In fact, I seem to remember that around this time last year some high-ranking official in Hackney was sounding-off about what an outrage it was after the London borough was voted top of the list.
And I'd bet a tenner that the local paper for Middlesbrough (named this year's worst) is, as we speak, working on a spread defending its town, rounding up mayors and local dignitaries to defend their patch.
I wouldn't waste my energy - these polls really aren't worth the paper they're written on.
Are we really bothered what a bunch of smug young researchers holed up in an office in central London think?
I know I'm not.
But just in case anybody in Burnley is offended or worried that they're living in a Dickensian cesspit, let's get a few things straight.
First off, the results of this particular poll have been worked out by a computer, based on crime rates, environment, lifestyle, health, education and employment levels.
Not by a human being who got a sense of what life in Burnley, Middlesbrough or Hackney was actually like.
They've not taken into consideration any of the things that really matter to most people - what their neighbours are like, how close to their family they live, how many mates they've got to go to the pub with at the weekend.
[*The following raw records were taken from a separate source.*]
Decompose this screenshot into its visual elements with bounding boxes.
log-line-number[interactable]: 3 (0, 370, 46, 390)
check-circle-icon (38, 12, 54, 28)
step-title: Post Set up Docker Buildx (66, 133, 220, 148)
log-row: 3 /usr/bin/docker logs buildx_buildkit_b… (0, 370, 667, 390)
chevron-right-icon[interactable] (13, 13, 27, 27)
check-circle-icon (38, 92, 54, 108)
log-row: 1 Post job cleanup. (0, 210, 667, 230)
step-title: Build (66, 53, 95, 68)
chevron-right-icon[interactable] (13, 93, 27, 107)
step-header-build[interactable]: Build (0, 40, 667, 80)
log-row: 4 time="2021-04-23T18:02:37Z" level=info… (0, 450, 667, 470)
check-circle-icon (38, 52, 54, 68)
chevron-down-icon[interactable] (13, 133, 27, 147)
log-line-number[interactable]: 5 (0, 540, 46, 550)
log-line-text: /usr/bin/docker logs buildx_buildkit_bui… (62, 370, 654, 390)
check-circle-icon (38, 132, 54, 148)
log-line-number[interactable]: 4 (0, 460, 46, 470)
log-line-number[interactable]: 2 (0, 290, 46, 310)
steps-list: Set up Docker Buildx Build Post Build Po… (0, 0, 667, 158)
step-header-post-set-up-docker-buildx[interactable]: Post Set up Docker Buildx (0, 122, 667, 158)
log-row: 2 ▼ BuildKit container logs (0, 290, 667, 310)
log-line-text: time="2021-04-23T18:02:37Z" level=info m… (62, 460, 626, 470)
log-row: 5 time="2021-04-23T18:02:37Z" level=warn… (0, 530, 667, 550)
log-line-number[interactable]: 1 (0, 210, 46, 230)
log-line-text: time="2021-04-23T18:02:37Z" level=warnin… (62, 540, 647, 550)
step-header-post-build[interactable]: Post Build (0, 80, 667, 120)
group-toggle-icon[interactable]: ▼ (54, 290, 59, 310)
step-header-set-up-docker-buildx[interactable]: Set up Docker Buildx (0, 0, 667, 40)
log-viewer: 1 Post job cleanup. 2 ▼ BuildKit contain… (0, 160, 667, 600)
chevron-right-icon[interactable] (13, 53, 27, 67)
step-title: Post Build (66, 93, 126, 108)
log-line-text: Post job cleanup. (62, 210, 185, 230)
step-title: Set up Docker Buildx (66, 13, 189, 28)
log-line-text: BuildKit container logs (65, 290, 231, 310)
Mind you, at least this poll actually has some facts involved.
Most of these dodgy "surveys" plastered all over the newspapers aren't really news at all.
What they are is the product of those clipboard-wielding maniacs who hawk around shopping malls pouncing on the vulnerable and the elderly, quizzing them on everything from how much a month they spend on washing powder to what they think about Gordon Brown.
Of course any sane person knows that as soon as you see one of these market researchers heading your way you clamp your eyes to the ground and quicken your pace, walking several paces out of your way to avoid their path.
If they sneak up on you by surprise you adopt a harassed expression and say "Sorry! Not got time, I'm late!" and sprint off.
The only people that actually do stop to answer these inane questions are, quite frankly, usually a bit weird, and not what I'd call an accurate representation of the general public.
And then they have the cheek to compile the results and present the findings back to us as fact!